None of those are real things. "Arabic numerals" are a fundamental concept that, at one point, were quite clearly taught in schools.

> It is possible that people just saying "No" because they don't know what they are, so assume that they aren't important.

So your argument is that these people aren't bigoted, they're just incredibly stupid?

kevincox•3mo ago
Yes, stupidity and bigotry are both problems but they are different problems.

It sort of feels like this survey was hunting to find evidence of bigotry and pushed for that narrative. I think it is important that we don't just spin the stories we want out of crappy evidence.

junar•3mo ago
(2019)
xg15•3mo ago
> Civic Science's research is reminiscent of a 2015 survey that found 30 per cent of Republicans supported bombing "Agrabah", the fictional city where Disney's Aladdin is set.

Interesting implication that those 30% didn't even need a specific reason to bomb the city. Apparently it just being Arab was already enough in their mind? (Unless there was additional context in the question that the article was missing out)

panick21_•3mo ago
My guess would be the only context where they ever heard or thought about a city in the middle east is in context of a US war. If you think the US is only fighting for good and justified reason any city you hear something about is one that is likely full of whatever enemies the US has at that moment. Why else would anybody talk about the middle east? So of course its ok to bomb it if somebody is considering it and the military would do it then the person answering is ok with it.
ibash•3mo ago
This is one of those meaningless trivia questions.

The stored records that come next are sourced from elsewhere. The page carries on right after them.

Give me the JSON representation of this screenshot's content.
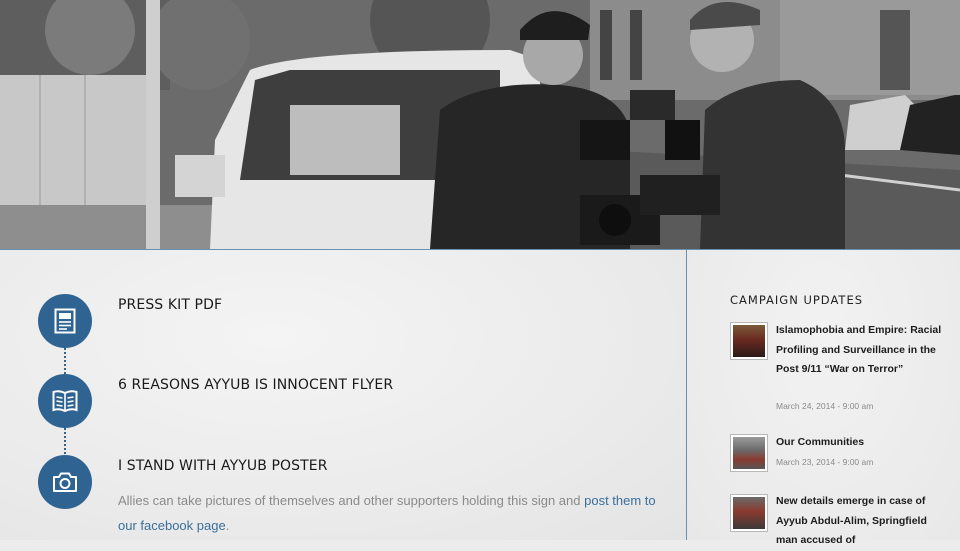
{
  "hero": {
    "image": "two men operating a video camera next to a white SUV on a city street (grayscale)"
  },
  "resources": {
    "items": [
      {
        "title": "PRESS KIT PDF",
        "icon": "document-icon"
      },
      {
        "title": "6 REASONS AYYUB IS INNOCENT FLYER",
        "icon": "book-icon"
      },
      {
        "title": "I STAND WITH AYYUB POSTER",
        "icon": "camera-icon"
      }
    ],
    "poster_desc": "Allies can take pictures of themselves and other supporters holding this sign and ",
    "poster_link": "post them to our facebook page",
    "poster_period": "."
  },
  "sidebar": {
    "heading": "CAMPAIGN UPDATES",
    "posts": [
      {
        "title": "Islamophobia and Empire: Racial Profiling and Surveillance in the Post 9/11 “War on Terror”",
        "date": "March 24, 2014 - 9:00 am"
      },
      {
        "title": "Our Communities",
        "date": "March 23, 2014 - 9:00 am"
      },
      {
        "title": "New details emerge in case of Ayyub Abdul-Alim, Springfield man accused of",
        "date": ""
      }
    ]
  },
  "colors": {
    "accent": "#2f6391",
    "link": "#3a6f9c",
    "divider": "#6a90ad"
  }
}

Its not bigotry nor is it clever. It’s just word play.

khiemdn•3mo ago
I wonder what the result would be if the survey were done in EU.
slwvx•3mo ago
I see such questions as a sort of trolling. A question that would be more educational and would result in less click-bait headlines would be to ask people to pick from among a multiple-choice list for the name of the numbers: "Are 1,2,3,4... know as (a) Roman, (b) European, (c) Arabic, or (d) Indian-Arabic numerals?"
JojoFatsani•3mo ago
Do you take everything so literally?
aeonfox•3mo ago
They weren't hiding it, it was literally in the subheading:

> research designed to 'tease out prejudice among those who didn't understand the question'

The purported aim of the research:

> designed to explore the bias and prejudice of poll respondents.

And the research was from:

> Civic Science, an American market research company

The research worked as intended.

metalman•3mo ago
I think it fair to say that if asked, most Arabs, would agree.
mna_•3mo ago
What do they think about Hindu numerals?